Ante este tipo de fenómenos, no falta quien acusa a la Iglesia de rigidez y de falta de tacto. Si la gente no está lista para vivir una moral como la católica, ¿no habría que edulcorar el Evangelio?
La pregunta, a veces, está vestida de realismo. Se dice que no todos tienen vocación de héroes, que la vida es muy difícil, que hay que adecuarse a los tiempos, que la rigidez provoca deserciones…
Afrontar así este tema supone apartarse del Evangelio e implica una especie de pacto con la mentalidad del mundo.

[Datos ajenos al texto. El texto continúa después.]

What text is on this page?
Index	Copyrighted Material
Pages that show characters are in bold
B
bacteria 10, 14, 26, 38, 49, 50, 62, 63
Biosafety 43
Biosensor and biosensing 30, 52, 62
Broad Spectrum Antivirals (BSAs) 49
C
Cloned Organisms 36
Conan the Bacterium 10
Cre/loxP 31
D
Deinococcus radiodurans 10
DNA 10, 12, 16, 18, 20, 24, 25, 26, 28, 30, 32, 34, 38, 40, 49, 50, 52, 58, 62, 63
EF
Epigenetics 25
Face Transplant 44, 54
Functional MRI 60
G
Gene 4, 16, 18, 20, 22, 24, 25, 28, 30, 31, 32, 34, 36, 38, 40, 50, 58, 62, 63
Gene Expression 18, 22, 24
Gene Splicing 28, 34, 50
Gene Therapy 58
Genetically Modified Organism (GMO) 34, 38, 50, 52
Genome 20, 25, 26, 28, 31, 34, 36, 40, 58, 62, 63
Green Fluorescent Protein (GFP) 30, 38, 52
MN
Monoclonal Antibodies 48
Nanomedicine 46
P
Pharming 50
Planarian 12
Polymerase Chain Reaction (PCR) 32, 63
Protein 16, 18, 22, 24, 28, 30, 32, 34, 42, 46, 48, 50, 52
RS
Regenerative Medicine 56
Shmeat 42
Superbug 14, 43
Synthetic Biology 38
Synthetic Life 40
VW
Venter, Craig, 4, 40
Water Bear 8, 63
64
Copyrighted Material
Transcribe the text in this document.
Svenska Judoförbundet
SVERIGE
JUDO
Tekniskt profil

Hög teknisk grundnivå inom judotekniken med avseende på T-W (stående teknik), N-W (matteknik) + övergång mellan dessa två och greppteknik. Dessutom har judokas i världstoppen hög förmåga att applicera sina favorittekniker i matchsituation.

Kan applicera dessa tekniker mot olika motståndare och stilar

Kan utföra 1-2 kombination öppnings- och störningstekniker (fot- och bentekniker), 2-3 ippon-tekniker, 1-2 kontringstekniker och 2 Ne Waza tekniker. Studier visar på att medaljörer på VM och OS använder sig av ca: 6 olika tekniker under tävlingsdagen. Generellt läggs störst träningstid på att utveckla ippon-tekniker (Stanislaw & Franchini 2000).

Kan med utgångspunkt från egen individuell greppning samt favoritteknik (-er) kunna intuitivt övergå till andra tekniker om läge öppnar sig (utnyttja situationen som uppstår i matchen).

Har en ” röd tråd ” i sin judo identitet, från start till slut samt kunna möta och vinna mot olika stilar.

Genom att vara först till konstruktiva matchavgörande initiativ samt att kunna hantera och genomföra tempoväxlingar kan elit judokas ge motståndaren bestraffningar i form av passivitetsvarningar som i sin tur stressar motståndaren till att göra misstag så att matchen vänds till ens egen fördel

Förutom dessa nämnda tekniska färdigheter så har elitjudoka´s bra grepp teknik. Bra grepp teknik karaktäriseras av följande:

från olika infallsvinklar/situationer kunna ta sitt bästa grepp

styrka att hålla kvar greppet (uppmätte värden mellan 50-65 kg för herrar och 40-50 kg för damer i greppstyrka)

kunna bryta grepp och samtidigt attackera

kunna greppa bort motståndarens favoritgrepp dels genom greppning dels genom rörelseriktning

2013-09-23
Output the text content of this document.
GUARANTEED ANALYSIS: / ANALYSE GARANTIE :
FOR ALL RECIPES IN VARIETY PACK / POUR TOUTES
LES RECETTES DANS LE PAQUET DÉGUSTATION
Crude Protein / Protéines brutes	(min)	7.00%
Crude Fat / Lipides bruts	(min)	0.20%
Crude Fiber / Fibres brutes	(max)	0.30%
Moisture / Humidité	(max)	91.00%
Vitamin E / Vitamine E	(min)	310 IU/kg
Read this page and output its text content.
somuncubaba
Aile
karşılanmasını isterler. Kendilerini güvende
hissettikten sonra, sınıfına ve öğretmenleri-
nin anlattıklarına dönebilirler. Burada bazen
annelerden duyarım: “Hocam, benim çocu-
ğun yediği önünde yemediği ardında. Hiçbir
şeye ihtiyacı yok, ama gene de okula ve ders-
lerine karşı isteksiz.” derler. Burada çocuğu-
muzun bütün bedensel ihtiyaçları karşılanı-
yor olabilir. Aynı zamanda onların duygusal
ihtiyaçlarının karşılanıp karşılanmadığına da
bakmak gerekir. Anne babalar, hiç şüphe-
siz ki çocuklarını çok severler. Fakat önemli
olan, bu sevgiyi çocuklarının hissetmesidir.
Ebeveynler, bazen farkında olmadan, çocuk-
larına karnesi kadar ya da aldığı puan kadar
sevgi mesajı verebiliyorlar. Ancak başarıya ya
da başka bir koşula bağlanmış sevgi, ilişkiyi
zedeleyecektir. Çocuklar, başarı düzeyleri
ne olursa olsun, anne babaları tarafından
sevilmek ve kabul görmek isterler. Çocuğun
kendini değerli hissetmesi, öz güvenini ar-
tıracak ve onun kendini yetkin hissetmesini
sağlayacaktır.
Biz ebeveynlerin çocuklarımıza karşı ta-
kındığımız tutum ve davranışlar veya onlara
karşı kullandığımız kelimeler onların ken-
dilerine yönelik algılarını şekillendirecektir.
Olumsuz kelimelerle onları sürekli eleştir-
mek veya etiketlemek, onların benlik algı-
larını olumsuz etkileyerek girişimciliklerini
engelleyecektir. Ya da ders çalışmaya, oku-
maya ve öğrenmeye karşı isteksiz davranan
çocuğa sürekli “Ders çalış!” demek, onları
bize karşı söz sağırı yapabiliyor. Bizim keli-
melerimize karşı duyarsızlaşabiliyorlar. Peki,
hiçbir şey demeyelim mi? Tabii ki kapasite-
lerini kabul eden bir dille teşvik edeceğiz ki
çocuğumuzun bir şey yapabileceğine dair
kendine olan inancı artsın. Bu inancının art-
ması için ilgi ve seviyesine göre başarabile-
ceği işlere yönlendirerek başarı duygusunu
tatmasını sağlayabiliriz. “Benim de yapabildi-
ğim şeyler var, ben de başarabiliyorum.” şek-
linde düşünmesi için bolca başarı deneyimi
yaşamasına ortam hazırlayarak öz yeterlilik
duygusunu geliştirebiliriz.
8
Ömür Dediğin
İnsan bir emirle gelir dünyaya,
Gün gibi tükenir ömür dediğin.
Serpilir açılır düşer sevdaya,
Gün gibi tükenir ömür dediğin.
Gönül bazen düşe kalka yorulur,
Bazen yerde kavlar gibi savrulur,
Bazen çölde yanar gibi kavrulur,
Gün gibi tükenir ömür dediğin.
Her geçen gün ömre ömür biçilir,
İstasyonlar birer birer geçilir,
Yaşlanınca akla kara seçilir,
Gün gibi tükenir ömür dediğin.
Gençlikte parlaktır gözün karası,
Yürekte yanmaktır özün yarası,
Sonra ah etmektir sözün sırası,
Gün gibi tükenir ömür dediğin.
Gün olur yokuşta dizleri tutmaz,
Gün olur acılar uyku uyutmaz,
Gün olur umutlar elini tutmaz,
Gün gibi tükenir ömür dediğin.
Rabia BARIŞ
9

Es decir, va contra el modo de enseñar de Cristo y contra la verdadera acción misionera de la Iglesia.
Porque Cristo fue claro: o estamos con Él o estamos contra Él (cf. Mt 12,30). Tras el sermón sobre el pan de vida, no buscó un compromiso con los escandalizados. Simplemente preguntó a sus discípulos: “¿También vosotros queréis marcharos?” (Jn 6,67)
Sobre todo, Jesús explicó que no podemos servir a dos señores, a Dios y al dinero (cf. Mt 6,24). Además, recalcó que si algo en nosotros nos lleva al pecado, hay que cortarlo con firmeza (cf. Mt 5,29-30).
Así se vivió la fe en las primeras comunidades, en las que san Pablo no dudaba en decir con franqueza: “¿No sabéis que ningún malhechor heredará el Reino de Dios? No os hagáis ilusiones: los immorales, idólatras, adúlteros, lujuriosos, invertidos, ladrones, codiciosos, borrachos, difamadores o estafadores no heredarán el Reino de Dios” (1Co 6,9‑10).
Frente a quienes dejan la Iglesia, o frente quienes se dicen católicos pero están lejos del Evangelio, lo correcto es actuar como el Maestro: buscar a las ovejas perdidas, curar a las enfermas, ayudar a las débiles, iluminar a las confundidas, rezar por todas con auténtico afecto de hermanos. Todo ello sin edulcorar el Evangelio.
En medio de grupos y sociedades caracterizadas por la tibieza, el pacto, la condescendencia, la cobardía, la simulación, el verdadero discípulo de Cristo vive unido a la vid y se convierte, entonces, en sal que purifica y luz que ilumina. Porque, “si la sal se desvirtúa, ¿con qué se la salará? Ya no sirve para nada más que para ser tirada afuera y pisoteada por los hombres” (Mt 5,13).
Por lo tanto, en vez de buscar adaptaciones y edulcuraciones que hipotéticamente detendrían la fuga de tantos bautizados, hay que saber testimoniar y ofrecer el Evangelio íntegramente, con alegría y esperanza. Solo así ayudaremos a nuestros hermanos, porque a través de nosotros podrán redescubrir la belleza del mensaje de misericordia que Cristo ofrece a cada generación humana.